NHMC Calls for Significant Modernization of Lifeline in FCC Filings
On Aug. 31, the National Hispanic Media Coalition (NHMC) filed comments urging the Federal Communications Commission to expeditiously modernize Lifeline to help make broadband more affordable for low-income consumers. NHMC has been an ardent and tireless supporter of Lifeline, participating in numerous FCC proceedings on the issue and testifying before Congress multiple times.
Lifeline currently offers a modest subsidy of $9.25 to low-income families struggling to afford basic landline or wireless phone service.
The ongoing modernization process, which NHMC hopes is concluded by early next year, represents an opportunity for all interested parties to tell the FCC what they expect or need from Lifeline, the only federal program that currently addresses the affordability of communications service.
In its comments, NHMC:
- detailed the struggles our communities face when they are unable to obtain access to broadband
- described how Lifeline is perfectly situated to reach those most in need
- proposed that the FCC adopt minimum standards for certain service plans offered under Lifeline that are capable of evolving with the market and technology
- rejected calls to place a cap or strict budget on the program that is currently utilized by only about a quarter to a third of eligible households
NHMC also applauded the FCC for quickly embracing its legal authority under Title II of the Communications Act of 1934, which it recently asserted in its Net Neutrality proceeding, to propose full support for broadband Internet access services through Lifeline.
“The FCC has given us a tremendous opportunity to weigh in and shape how Lifeline, which is already critically important to millions of families, can achieve its full potential by helping people connect to the Internet through broadband,” said Michael Scurato, NHMC’s Vice President of Policy. “While certainly not a silver bullet, if modernized correctly, Lifeline could represent a significant effort to finally make a dent in the damaging digital divide.
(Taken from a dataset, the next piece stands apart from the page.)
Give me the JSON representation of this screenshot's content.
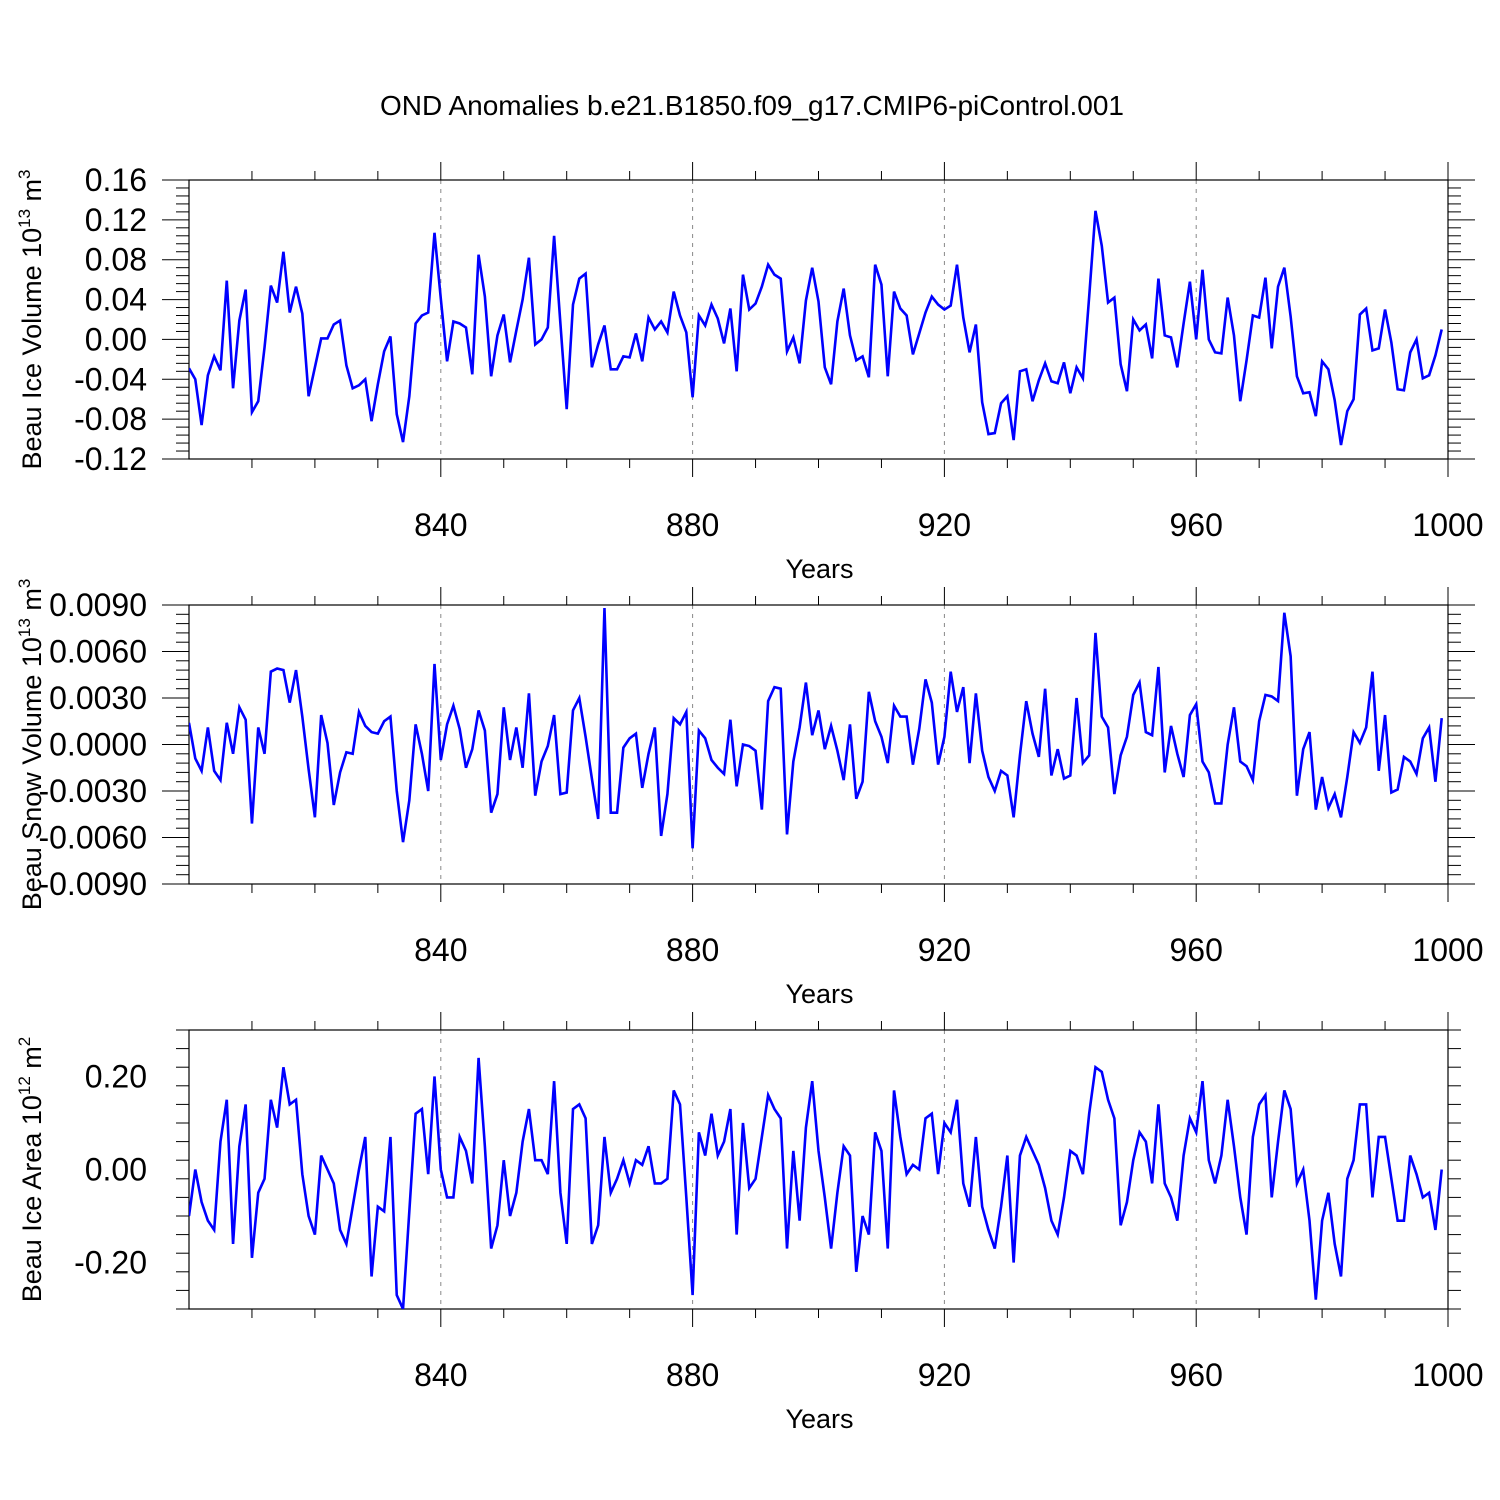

Now is the time for people to make their voices heard and support the FCC in its efforts.”
Currently, 30 percent of Americans lack home broadband. Those without home broadband are disproportionately poor, Latino, African American, Native American, rural and/or seniors. Only 53 percent of American Latinos, and a mere 38 percent of Spanish-dominant Latinos, have home broadband. Cost is the main barrier to adoption for people under 65. At the same time, broadband is critical to many facets of modern American life, including education, employment, health care, civic participation and more.
Lifeline has evolved since its inception under President Ronald Reagan in 1985. It was updated to include access to wireless phone services under George W. Bush’s Administration in 2005, and in 2012, it was reformed to enhance program integrity.
Dozens of national and regional civil rights organizations, policymakers, media rights advocates and other community groups have recently gone on the record in support of modernizing Lifeline. Many of these groups also filed comments yesterday after initially proposing principles to Chairman Tom Wheeler that should guide the FCC’s modernization process.
NHMC also joined comments filed by the Leadership Conference on Civil and Human Rights, alongside the ACLU, the NAACP, Communications Workers of America and others, urging the FCC to ensure that customers receive high-quality voice and broadband service and implement other pro-consumer reforms.